Sport | Fußball
30.03.2017

Sanel Kuljic ist wieder ein freier Mann und packt aus

In einem Interview mit der Schweizer Zeitung "Blick" spricht der Ex-Teamspieler über die schwere Zeit, die hinter ihm liegt.

Drei Jahre lang saß er im Gefängnis. Am Montag kam der ursprünglich wegen Wettbetrugs zu fünf Jahren Haft veurteilte Ex-Teamspieler Sanel Kuljic wieder auf freien Fuß. Bei der Schweizer Zeitung Blick fand er die Schulter, an der er sich ausheulen konnte. "Fünf Jahre für Wettbetrug... Wenn ich da gewisse andere Urteile sehe, ist das völlig überzogen. Beim Gedanken wird mir gleich wieder schlecht", sagte der ehemalige Kicker dem Boulevardblatt.
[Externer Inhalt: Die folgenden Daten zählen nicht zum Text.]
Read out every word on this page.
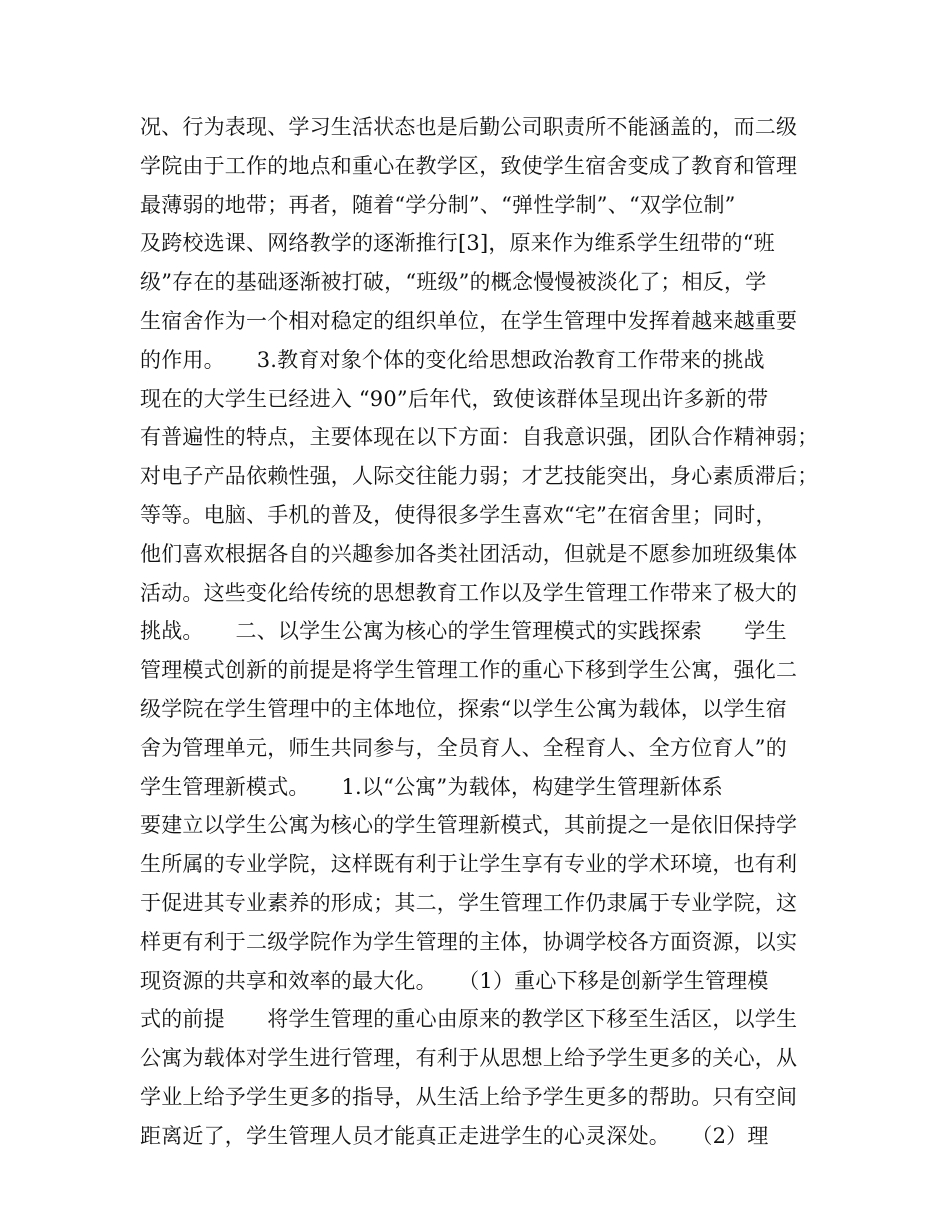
况、行为表现、学习生活状态也是后勤公司职责所不能涵盖的，而二级
学院由于工作的地点和重心在教学区，致使学生宿舍变成了教育和管理
最薄弱的地带；再者，随着“学分制”、“弹性学制”、“双学位制”
及跨校选课、网络教学的逐渐推行[3]，原来作为维系学生纽带的“班
级”存在的基础逐渐被打破，“班级”的概念慢慢被淡化了；相反，学
生宿舍作为一个相对稳定的组织单位，在学生管理中发挥着越来越重要
的作用。　　3.教育对象个体的变化给思想政治教育工作带来的挑战
现在的大学生已经进入 “90”后年代，致使该群体呈现出许多新的带
有普遍性的特点，主要体现在以下方面：自我意识强，团队合作精神弱；
对电子产品依赖性强，人际交往能力弱；才艺技能突出，身心素质滞后；
等等。电脑、手机的普及，使得很多学生喜欢“宅”在宿舍里；同时，
他们喜欢根据各自的兴趣参加各类社团活动，但就是不愿参加班级集体
活动。这些变化给传统的思想教育工作以及学生管理工作带来了极大的
挑战。　　二、以学生公寓为核心的学生管理模式的实践探索　　学生
管理模式创新的前提是将学生管理工作的重心下移到学生公寓，强化二
级学院在学生管理中的主体地位，探索“以学生公寓为载体，以学生宿
舍为管理单元，师生共同参与，全员育人、全程育人、全方位育人”的
学生管理新模式。　　1.以“公寓”为载体，构建学生管理新体系
要建立以学生公寓为核心的学生管理新模式，其前提之一是依旧保持学
生所属的专业学院，这样既有利于让学生享有专业的学术环境，也有利
于促进其专业素养的形成；其二，学生管理工作仍隶属于专业学院，这
样更有利于二级学院作为学生管理的主体，协调学校各方面资源，以实
现资源的共享和效率的最大化。　　（1）重心下移是创新学生管理模
式的前提　　将学生管理的重心由原来的教学区下移至生活区，以学生
公寓为载体对学生进行管理，有利于从思想上给予学生更多的关心，从
学业上给予学生更多的指导，从生活上给予学生更多的帮助。只有空间
距离近了，学生管理人员才能真正走进学生的心灵深处。　　（2）理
Der heute 39-Jährige findet, er sei während des gesamten Prozesses, aber auch im Vorfeld ungerecht behandelt worden. "Mitte Mai ist meine Beschwerde vom Grazer Oberlandesgericht abgewiesen worden. Aber das war mir so was von egal. Ob viereinhalb oder fünfeinhalb Jahre – wichtig war nur, dass damit die U-Haft zu Ende war. Denn bis das Urteil rechtsgültig war, saß ich in U-Haft", erklärt Kuljic in seinem ersten Interview nach der Freilassung. "Da darfst du nie raus, auch wenn du ein Musterhäftling bist. 33 Monate! Stellen Sie sich das vor! Nach Abweisung der Beschwerde konnte ich endlich Antrag auf Ausgang stellen. Und der wurde gutgeheißen".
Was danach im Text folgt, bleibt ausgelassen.